Frankly, unless Americans are willing to accept this trade-off, (and I don't think they are) it isn't possible to gain the primary benefits from a national health care system...It's easy to be told "there's nothing we can do for Grandpa any more". That doesn't work when next door somebody
is doing something (mostly fruitlessly spending dollars, but there will be *some* successes) for their Grandpa.)

...(A better analogy instead of steel is cars. People are currently buying BMWs, but if the government centralized it, we'd all be riding Toyota Corolla's. A *lot* cheaper, but not quite the same thing.)


I believe I've run across parts of this before, but Tom is the first person who's laid it out this clearly. National health care saves money because it forbids expensive, low-benefit treatments. It gives you a way to feel you've done everything possible without actually spending money on all the things that are possible. If no one can get these treatments—say, because private healthcare is outlawed—you can't feel bad about not spending barrels of money to extend Grandma's life another six months. Thus the scheme is dependant on outright forbidding many treatments, and insuring that there's no superior private option availalble. (Tom notes that the US provides a last-resort outlet, which lets off some pressure but isn't terribly visible and so doesn't bother most Canadians.)
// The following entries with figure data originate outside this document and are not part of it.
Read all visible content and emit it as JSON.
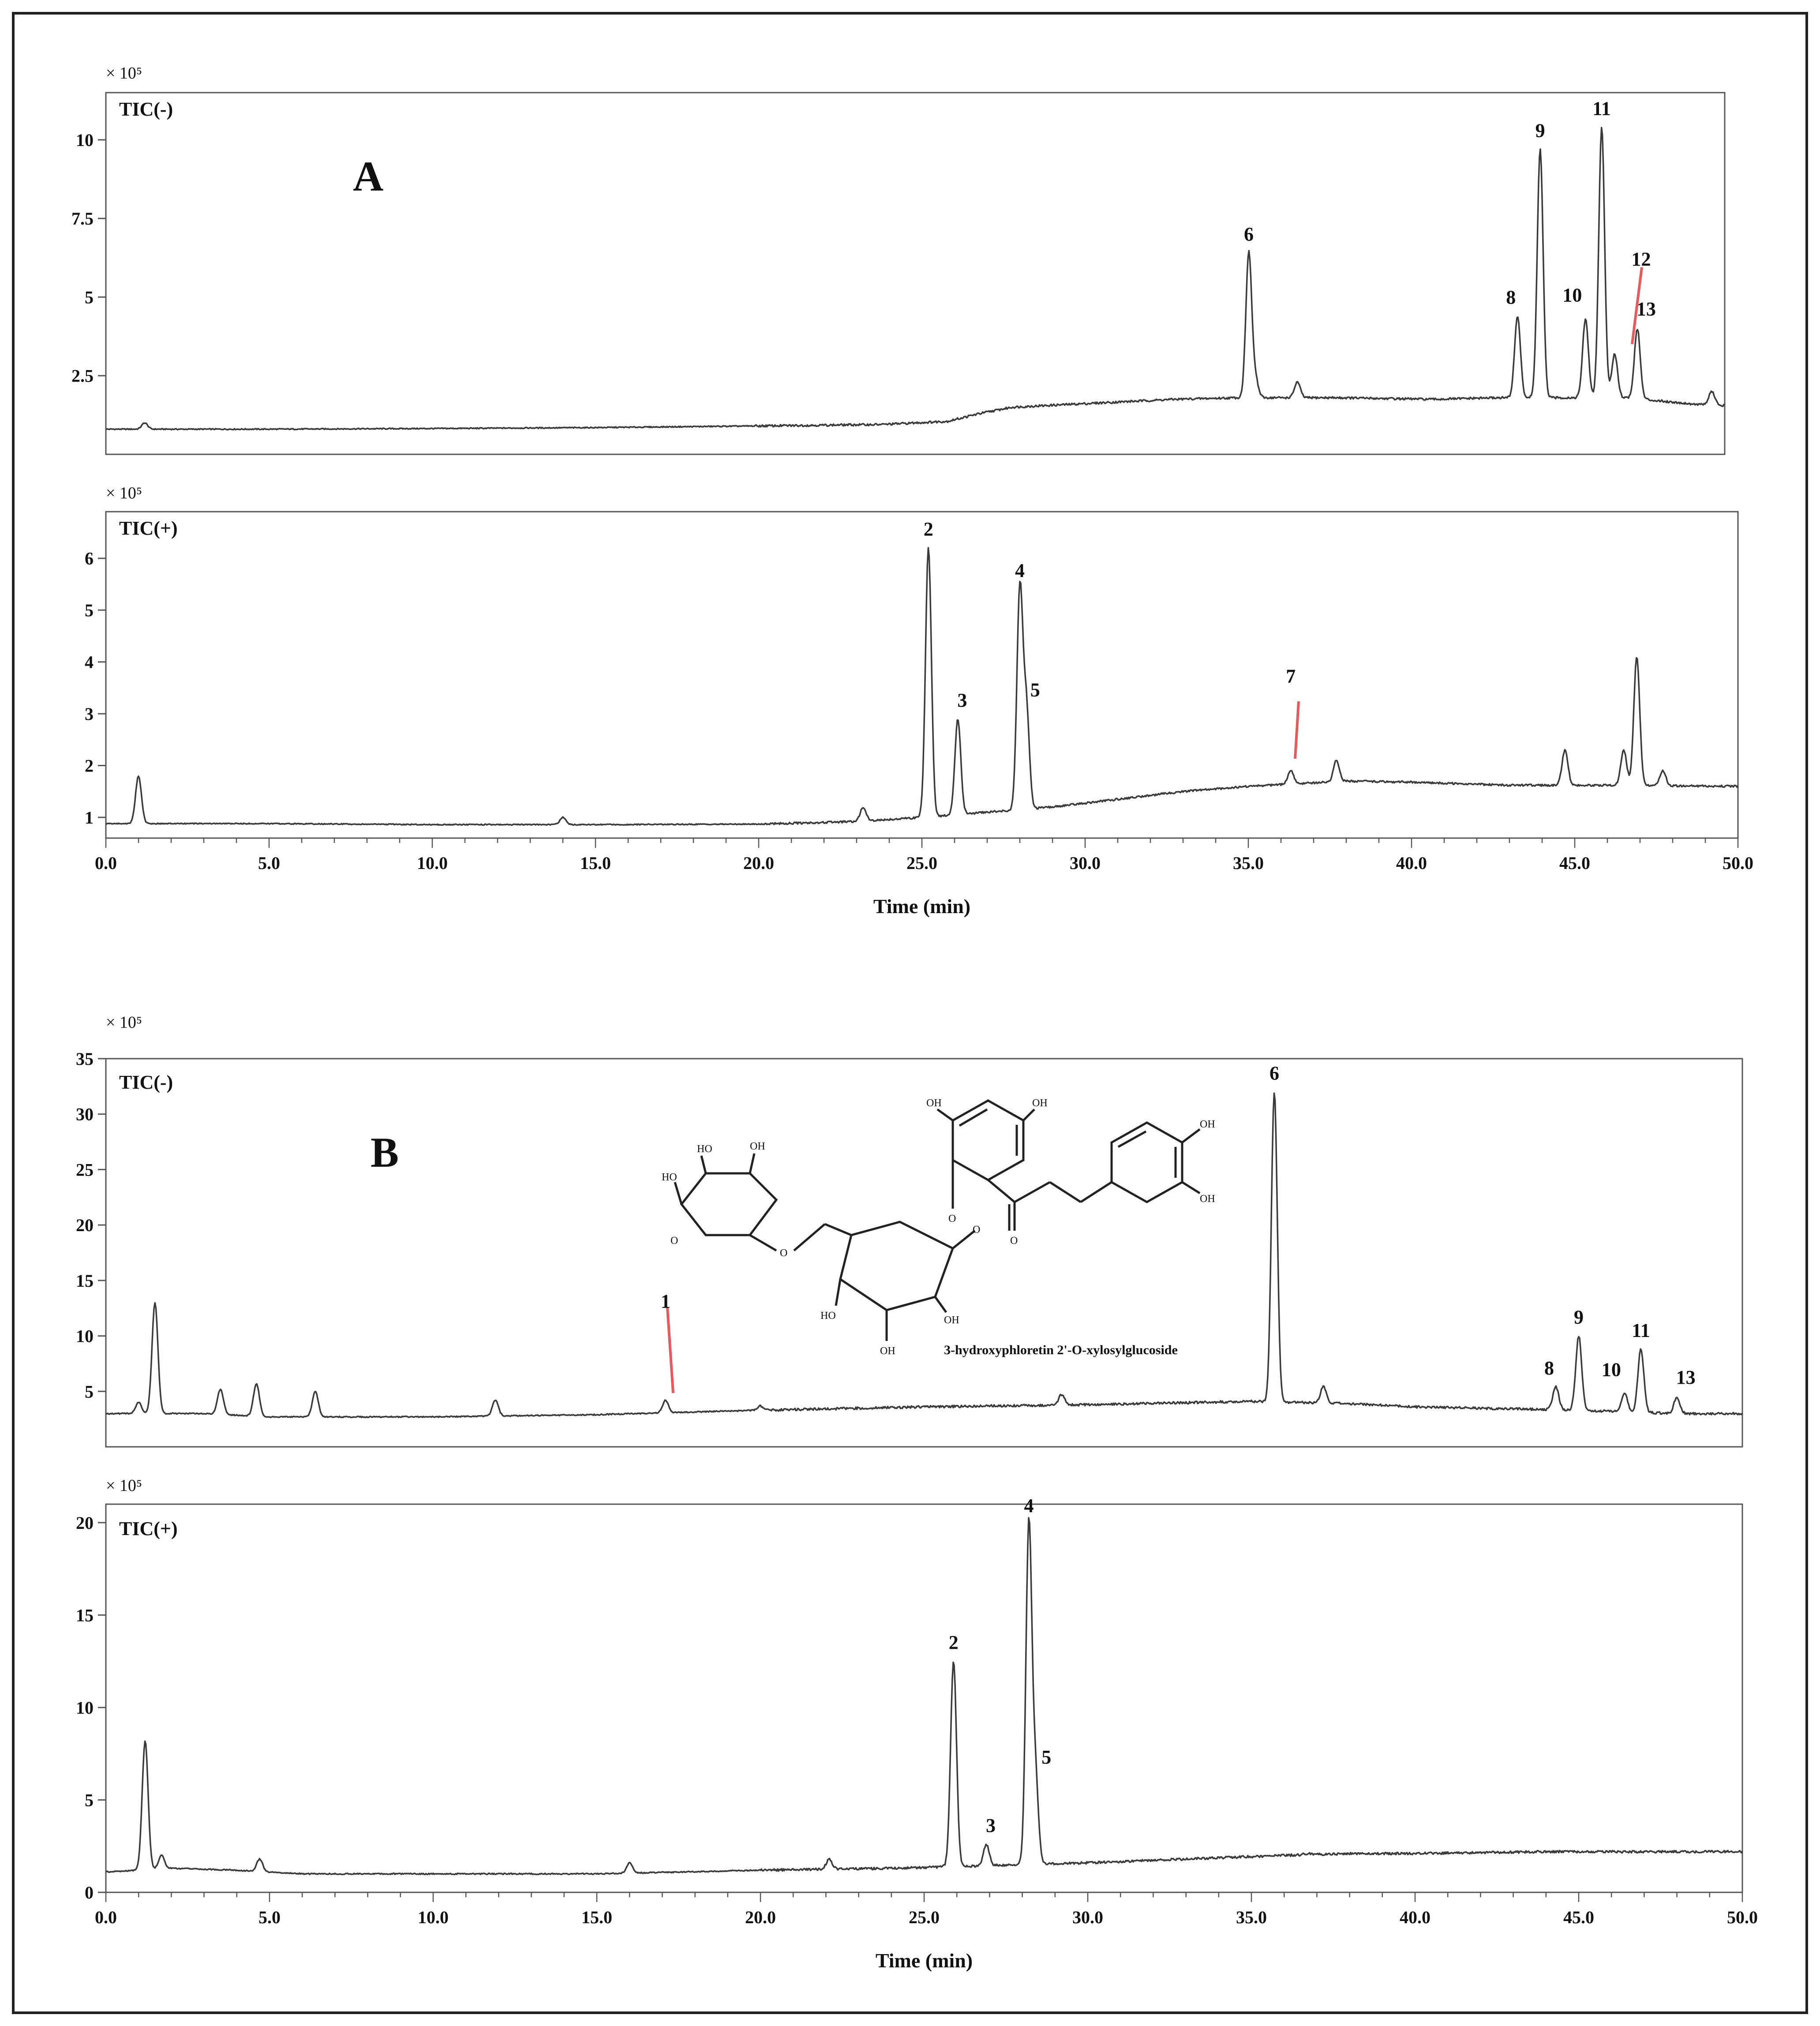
{
  "colors": {
    "trace": "#3a3a3a",
    "axis": "#555555",
    "annotation_line": "#e8585f",
    "frame": "#222222"
  },
  "figure_label_A": "A",
  "figure_label_B": "B",
  "structure_caption": "3-hydroxyphloretin 2'-O-xylosylglucoside",
  "structure_atoms": [
    "OH",
    "OH",
    "OH",
    "OH",
    "HO",
    "HO",
    "HO",
    "O",
    "O",
    "O",
    "O",
    "O",
    "OH",
    "OH",
    "OH"
  ],
  "chart_data": [
    {
      "type": "line",
      "panel": "A",
      "mode": "TIC(-)",
      "title_label": "TIC(-)",
      "scale_label": "× 10⁵",
      "xlim": [
        0,
        50
      ],
      "ylim": [
        0,
        11.5
      ],
      "yticks": [
        "2.5",
        "5",
        "7.5",
        "10"
      ],
      "ytick_values": [
        2.5,
        5,
        7.5,
        10
      ],
      "xticks": [],
      "xlabel": "",
      "grid": false,
      "baseline": [
        [
          0,
          0.8
        ],
        [
          5,
          0.8
        ],
        [
          10,
          0.82
        ],
        [
          15,
          0.85
        ],
        [
          20,
          0.9
        ],
        [
          24,
          0.95
        ],
        [
          26,
          1.05
        ],
        [
          27,
          1.3
        ],
        [
          28,
          1.5
        ],
        [
          30,
          1.6
        ],
        [
          33,
          1.75
        ],
        [
          35,
          1.8
        ],
        [
          38,
          1.8
        ],
        [
          41,
          1.75
        ],
        [
          43,
          1.8
        ],
        [
          45,
          1.8
        ],
        [
          47,
          1.8
        ],
        [
          49,
          1.6
        ],
        [
          50,
          1.55
        ]
      ],
      "peaks": [
        {
          "x": 1.2,
          "y": 1.0,
          "label": ""
        },
        {
          "x": 35.3,
          "y": 6.4,
          "label": "6"
        },
        {
          "x": 35.5,
          "y": 2.4,
          "label": ""
        },
        {
          "x": 36.8,
          "y": 2.3,
          "label": ""
        },
        {
          "x": 43.6,
          "y": 4.4,
          "label": "8"
        },
        {
          "x": 44.3,
          "y": 9.7,
          "label": "9"
        },
        {
          "x": 45.7,
          "y": 4.3,
          "label": "10"
        },
        {
          "x": 46.2,
          "y": 10.4,
          "label": "11"
        },
        {
          "x": 46.6,
          "y": 3.2,
          "label": "12"
        },
        {
          "x": 47.3,
          "y": 4.0,
          "label": "13"
        },
        {
          "x": 49.6,
          "y": 2.0,
          "label": ""
        }
      ]
    },
    {
      "type": "line",
      "panel": "A",
      "mode": "TIC(+)",
      "title_label": "TIC(+)",
      "scale_label": "× 10⁵",
      "xlim": [
        0,
        50
      ],
      "ylim": [
        0.6,
        6.9
      ],
      "yticks": [
        "1",
        "2",
        "3",
        "4",
        "5",
        "6"
      ],
      "ytick_values": [
        1,
        2,
        3,
        4,
        5,
        6
      ],
      "xticks": [
        "0.0",
        "5.0",
        "10.0",
        "15.0",
        "20.0",
        "25.0",
        "30.0",
        "35.0",
        "40.0",
        "45.0",
        "50.0"
      ],
      "xtick_values": [
        0,
        5,
        10,
        15,
        20,
        25,
        30,
        35,
        40,
        45,
        50
      ],
      "xlabel": "Time (min)",
      "grid": false,
      "baseline": [
        [
          0,
          0.88
        ],
        [
          5,
          0.88
        ],
        [
          10,
          0.86
        ],
        [
          15,
          0.86
        ],
        [
          20,
          0.87
        ],
        [
          23,
          0.92
        ],
        [
          25,
          1.0
        ],
        [
          27,
          1.1
        ],
        [
          29,
          1.2
        ],
        [
          31,
          1.35
        ],
        [
          33,
          1.5
        ],
        [
          35,
          1.6
        ],
        [
          38,
          1.7
        ],
        [
          40,
          1.68
        ],
        [
          43,
          1.62
        ],
        [
          46,
          1.62
        ],
        [
          50,
          1.6
        ]
      ],
      "peaks": [
        {
          "x": 1.0,
          "y": 1.8,
          "label": ""
        },
        {
          "x": 14.0,
          "y": 1.0,
          "label": ""
        },
        {
          "x": 23.2,
          "y": 1.2,
          "label": ""
        },
        {
          "x": 25.2,
          "y": 6.2,
          "label": "2"
        },
        {
          "x": 26.1,
          "y": 2.9,
          "label": "3"
        },
        {
          "x": 28.0,
          "y": 5.4,
          "label": "4"
        },
        {
          "x": 28.2,
          "y": 3.1,
          "label": "5"
        },
        {
          "x": 36.3,
          "y": 1.9,
          "label": "7"
        },
        {
          "x": 37.7,
          "y": 2.1,
          "label": ""
        },
        {
          "x": 44.7,
          "y": 2.3,
          "label": ""
        },
        {
          "x": 46.5,
          "y": 2.3,
          "label": ""
        },
        {
          "x": 46.9,
          "y": 4.1,
          "label": ""
        },
        {
          "x": 47.7,
          "y": 1.9,
          "label": ""
        }
      ]
    },
    {
      "type": "line",
      "panel": "B",
      "mode": "TIC(-)",
      "title_label": "TIC(-)",
      "scale_label": "× 10⁵",
      "xlim": [
        0,
        50
      ],
      "ylim": [
        0,
        35
      ],
      "yticks": [
        "5",
        "10",
        "15",
        "20",
        "25",
        "30",
        "35"
      ],
      "ytick_values": [
        5,
        10,
        15,
        20,
        25,
        30,
        35
      ],
      "xticks": [],
      "xlabel": "",
      "grid": false,
      "baseline": [
        [
          0,
          3.0
        ],
        [
          3,
          3.0
        ],
        [
          5,
          2.7
        ],
        [
          10,
          2.7
        ],
        [
          15,
          2.9
        ],
        [
          20,
          3.3
        ],
        [
          25,
          3.6
        ],
        [
          30,
          3.8
        ],
        [
          35,
          4.1
        ],
        [
          38,
          3.9
        ],
        [
          40,
          3.6
        ],
        [
          45,
          3.3
        ],
        [
          48,
          3.0
        ],
        [
          50,
          3.0
        ]
      ],
      "peaks": [
        {
          "x": 1.0,
          "y": 4.0,
          "label": ""
        },
        {
          "x": 1.5,
          "y": 13.0,
          "label": ""
        },
        {
          "x": 3.5,
          "y": 5.2,
          "label": ""
        },
        {
          "x": 4.6,
          "y": 5.7,
          "label": ""
        },
        {
          "x": 6.4,
          "y": 5.0,
          "label": ""
        },
        {
          "x": 11.9,
          "y": 4.2,
          "label": ""
        },
        {
          "x": 17.1,
          "y": 4.2,
          "label": "1"
        },
        {
          "x": 20.0,
          "y": 3.7,
          "label": ""
        },
        {
          "x": 29.2,
          "y": 4.7,
          "label": ""
        },
        {
          "x": 35.7,
          "y": 32.0,
          "label": "6"
        },
        {
          "x": 37.2,
          "y": 5.4,
          "label": ""
        },
        {
          "x": 44.3,
          "y": 5.4,
          "label": "8"
        },
        {
          "x": 45.0,
          "y": 10.0,
          "label": "9"
        },
        {
          "x": 46.4,
          "y": 4.8,
          "label": "10"
        },
        {
          "x": 46.9,
          "y": 8.8,
          "label": "11"
        },
        {
          "x": 48.0,
          "y": 4.5,
          "label": "13"
        }
      ]
    },
    {
      "type": "line",
      "panel": "B",
      "mode": "TIC(+)",
      "title_label": "TIC(+)",
      "scale_label": "× 10⁵",
      "xlim": [
        0,
        50
      ],
      "ylim": [
        0,
        21
      ],
      "yticks": [
        "0",
        "5",
        "10",
        "15",
        "20"
      ],
      "ytick_values": [
        0,
        5,
        10,
        15,
        20
      ],
      "xticks": [
        "0.0",
        "5.0",
        "10.0",
        "15.0",
        "20.0",
        "25.0",
        "30.0",
        "35.0",
        "40.0",
        "45.0",
        "50.0"
      ],
      "xtick_values": [
        0,
        5,
        10,
        15,
        20,
        25,
        30,
        35,
        40,
        45,
        50
      ],
      "xlabel": "Time (min)",
      "grid": false,
      "baseline": [
        [
          0,
          1.1
        ],
        [
          2,
          1.3
        ],
        [
          4,
          1.2
        ],
        [
          6,
          1.0
        ],
        [
          10,
          1.0
        ],
        [
          15,
          1.0
        ],
        [
          20,
          1.2
        ],
        [
          24,
          1.3
        ],
        [
          26,
          1.4
        ],
        [
          28,
          1.5
        ],
        [
          30,
          1.6
        ],
        [
          33,
          1.8
        ],
        [
          36,
          2.0
        ],
        [
          38,
          2.1
        ],
        [
          40,
          2.1
        ],
        [
          44,
          2.2
        ],
        [
          47,
          2.2
        ],
        [
          50,
          2.2
        ]
      ],
      "peaks": [
        {
          "x": 1.2,
          "y": 8.2,
          "label": ""
        },
        {
          "x": 1.7,
          "y": 2.0,
          "label": ""
        },
        {
          "x": 4.7,
          "y": 1.8,
          "label": ""
        },
        {
          "x": 16.0,
          "y": 1.6,
          "label": ""
        },
        {
          "x": 22.1,
          "y": 1.8,
          "label": ""
        },
        {
          "x": 25.9,
          "y": 12.5,
          "label": "2"
        },
        {
          "x": 26.9,
          "y": 2.6,
          "label": "3"
        },
        {
          "x": 28.2,
          "y": 19.9,
          "label": "4"
        },
        {
          "x": 28.4,
          "y": 6.3,
          "label": "5"
        },
        {
          "x": 36.7,
          "y": 2.1,
          "label": ""
        }
      ]
    }
  ]
}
Tom is right that this will save a lot of money (though moving to a Canadian system in America removes Canada's outlet, and ensures that we don't have one either). But this plan also means that you aren't allowed to get healthcare that could save your life. I find this thoroughly repugnant. That's a moral argument, not an economic one, and I can't prove its objective truth. But I can't buy into Tom's scheme; and I doubt that most Americans, were the plan presented to them clearly, would either.